Par Didier Pasamonik (L’Agence BD) le 26 décembre 2011                      Lien  
5.327 livres de bande dessinée ont été publiés en 2011 contre 5.165 titres en 2010 (+ 3,04%), soit une nouvelle augmentation pour la 16e année consécutive. Le marché francophone de la BD compte désormais 310 éditeurs (299 en 2010, 288 en 2009) et 1749 auteurs publiés (1689 en 2010 et 1396 en 2009). Est-ce un signe de bonne santé ou une folie?

Rappelons-le, comme chaque année, à l’intention des numérologues distraits ou malintentionnés : Gilles Ratier, aidé depuis quelques temps par ses amis de l’Association des journalistes et des critiques de bande dessinée (mais pas seulement eux), est bibliothécaire de profession.

À ce titre, et de façon bénévole, il comptabilise depuis 12 ans la production de la bande dessinée dans l’espace francophone européen. Cet indicateur permet depuis tout ce temps de mesurer l’activité éditoriale mais ne constitue pas une étude de marché, seulement une tendance. Nous aurons les vrais chiffres du marché lorsque les officines d’analyse sectorielle de type Ipsos ou GfK produiront leurs chiffres en début 2012.

Mais l’ACBD qui compte dans ses rangs Fabrice Piault, journaliste auprès de l’hebdomadaire professionnel Livres-Hebdo, lequel dispose d’éléments statistiques tangibles publiés par cet hebdomadaire de référence pour les librairies et les bibliothèques, fournit des chiffres indicatifs des parts de marché, ce qui permet d’en tirer quelques enseignements.

Quelles sont les tendances cette année ?

Le Marché de la BD en 2011 (2/2) : Le Rapport Ratier indique une production et un marché figés Une augmentation de la production. "Encore !" disent la plupart des observateurs, Gilles Ratier en tête. Les éditeurs (310 en 2011), de plus en plus nombreux, ne sont pas effrayés par l’évolution du secteur. Ils continuent de publier chaque année encore plus. Mais il sont de plus en plus à se partager un gâteau relativement stable : 3876 nouveautés cette année, soit seulement 65 titres de plus que l’année dernière, moins de 2% !
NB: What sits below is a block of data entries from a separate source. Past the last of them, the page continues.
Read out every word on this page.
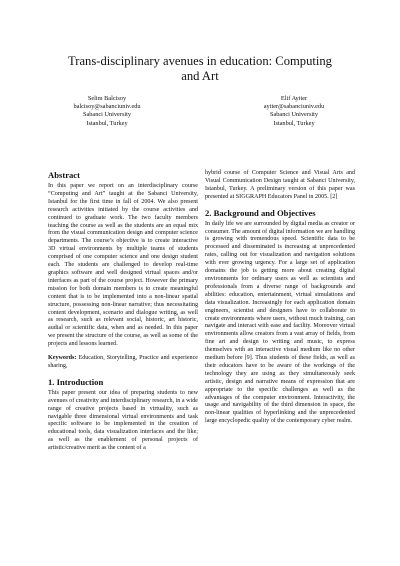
Trans-disciplinary avenues in education: Computing
and Art
Selim Balcisoy
balcisoy@sabanciuniv.edu
Sabanci University
Istanbul, Turkey
Elif Ayiter
ayiter@sabanciuniv.edu
Sabanci University
Istanbul, Turkey
Abstract

In this paper we report on an interdisciplinary course “Computing and Art” taught at the Sabanci University, Istanbul for the first time in fall of 2004. We also present research activities initiated by the course activities and continued to graduate work. The two faculty members teaching the course as well as the students are an equal mix from the visual communication design and computer science departments. The course’s objective is to create interactive 3D virtual environments by multiple teams of students comprised of one computer science and one design student each. The students are challenged to develop real-time graphics software and well designed virtual spaces and/or interfaces as part of the course project. However the primary mission for both domain members is to create meaningful content that is to be implemented into a non-linear spatial structure, possessing non-linear narrative; thus necessitating content development, scenario and dialogue writing, as well as research, such as relevant social, historic, art historic, audial or scientific data, when and as needed. In this paper we present the structure of the course, as well as some of the projects and lessons learned.

Keywords: Education, Storytelling, Practice and experience sharing,

1. Introduction

This paper present our idea of preparing students to new avenues of creativity and interdisciplinary research, in a wide range of creative projects based in virtuality, such as navigable three dimensional virtual environments and task specific software to be implemented in the creation of educational tools, data visualization interfaces and the like; as well as the enablement of personal projects of artistic/creative merit as the content of a

hybrid course of Computer Science and Visual Arts and Visual Communication Design taught at Sabanci University, Istanbul, Turkey. A preliminary version of this paper was presented at SIGGRAPH Educators Panel in 2005. [2]

2. Background and Objectives

In daily life we are surrounded by digital media as creator or consumer. The amount of digital information we are handling is growing with tremendous speed. Scientific data to be processed and disseminated is increasing at unprecedented rates, calling out for visualization and navigation solutions with ever growing urgency. For a large set of application domains the job is getting more about creating digital environments for ordinary users as well as scientists and professionals from a diverse range of backgrounds and abilities: education, entertainment, virtual simulations and data visualization. Increasingly for each application domain engineers, scientist and designers have to collaborate to create environments where users, without much training, can navigate and interact with ease and facility. Moreover virtual environments allow creators from a vast array of fields, from fine art and design to writing and music, to express themselves with an interactive visual medium like no other medium before [9]. Thus students of these fields, as well as their educators have to be aware of the workings of the technology they are using as they simultaneously seek artistic, design and narrative means of expression that are appropriate to the specific challenges as well as the advantages of the computer environment. Interactivity, the usage and navigability of the third dimension in space, the non-linear qualities of hyperlinking and the unprecedented large encyclopedic quality of the contemporary cyber realm.
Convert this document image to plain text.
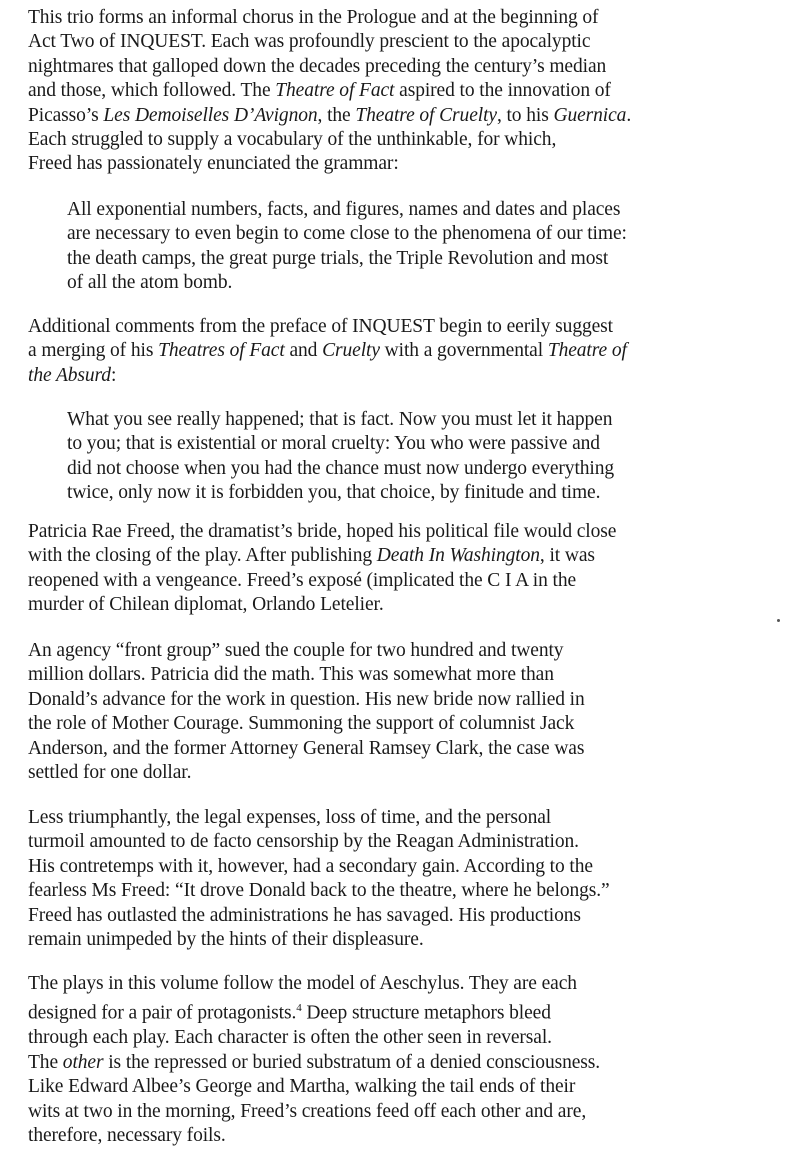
This trio forms an informal chorus in the Prologue and at the beginning of
Act Two of INQUEST. Each was profoundly prescient to the apocalyptic
nightmares that galloped down the decades preceding the century’s median
and those, which followed. The Theatre of Fact aspired to the innovation of
Picasso’s Les Demoiselles D’Avignon, the Theatre of Cruelty, to his Guernica.
Each struggled to supply a vocabulary of the unthinkable, for which,
Freed has passionately enunciated the grammar:

All exponential numbers, facts, and figures, names and dates and places
are necessary to even begin to come close to the phenomena of our time:
the death camps, the great purge trials, the Triple Revolution and most
of all the atom bomb.

Additional comments from the preface of INQUEST begin to eerily suggest
a merging of his Theatres of Fact and Cruelty with a governmental Theatre of
the Absurd:

What you see really happened; that is fact. Now you must let it happen
to you; that is existential or moral cruelty: You who were passive and
did not choose when you had the chance must now undergo everything
twice, only now it is forbidden you, that choice, by finitude and time.

Patricia Rae Freed, the dramatist’s bride, hoped his political file would close
with the closing of the play. After publishing Death In Washington, it was
reopened with a vengeance. Freed’s exposé (implicated the C I A in the
murder of Chilean diplomat, Orlando Letelier.

An agency “front group” sued the couple for two hundred and twenty
million dollars. Patricia did the math. This was somewhat more than
Donald’s advance for the work in question. His new bride now rallied in
the role of Mother Courage. Summoning the support of columnist Jack
Anderson, and the former Attorney General Ramsey Clark, the case was
settled for one dollar.

Less triumphantly, the legal expenses, loss of time, and the personal
turmoil amounted to de facto censorship by the Reagan Administration.
His contretemps with it, however, had a secondary gain. According to the
fearless Ms Freed: “It drove Donald back to the theatre, where he belongs.”
Freed has outlasted the administrations he has savaged. His productions
remain unimpeded by the hints of their displeasure.

The plays in this volume follow the model of Aeschylus. They are each
designed for a pair of protagonists.$^4$ Deep structure metaphors bleed
through each play. Each character is often the other seen in reversal.
The other is the repressed or buried substratum of a denied consciousness.
Like Edward Albee’s George and Martha, walking the tail ends of their
wits at two in the morning, Freed’s creations feed off each other and are,
therefore, necessary foils.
La production des nouveautés est stable pour ne pas dire atone en Europe francophone en 2011 : 3876 titres dont 2018 BD, 1494 mangas et 364 comics.
Chiffres : Gilles ratier ACBD / Infographie : L’Agence BD.

- Là où cela devient relativement ahurissant, c’est le nombre de nouveaux auteurs arrivés sur le marché. Ratier compte ceux qui sont publiés : 1749 , soit une progression de près de +25,2% en deux ans qui n’a rien en commun avec les possibilités du marché. Cela veut dire que si, pour le consommateur, c’est un gage de choix et de diversité, pour les auteurs, la concurrence devient de plus en plus féroce.

Il serait intéressant à ce stade de distinguer deux types d’éditeurs et/ou d’auteurs (lesquels se confondent parfois) : les acteurs professionnels qui vivent de leur métier et les acteurs occasionnels qui ont un autre job à côté. Mais il est possible que ce distinguo ne soit pas pertinent : un bon nombre de titres publiés viennent d’éditeurs généralistes (par exemple : Gallimard ou Actes Sud) pour lesquels la BD n’est qu’une partie de leur activité ; bon nombre d’auteurs, par ailleurs, sont profs ou produisent des travaux publicitaires qui les nourrissent sans que cela puisse jeter un discrédit sur leur talent.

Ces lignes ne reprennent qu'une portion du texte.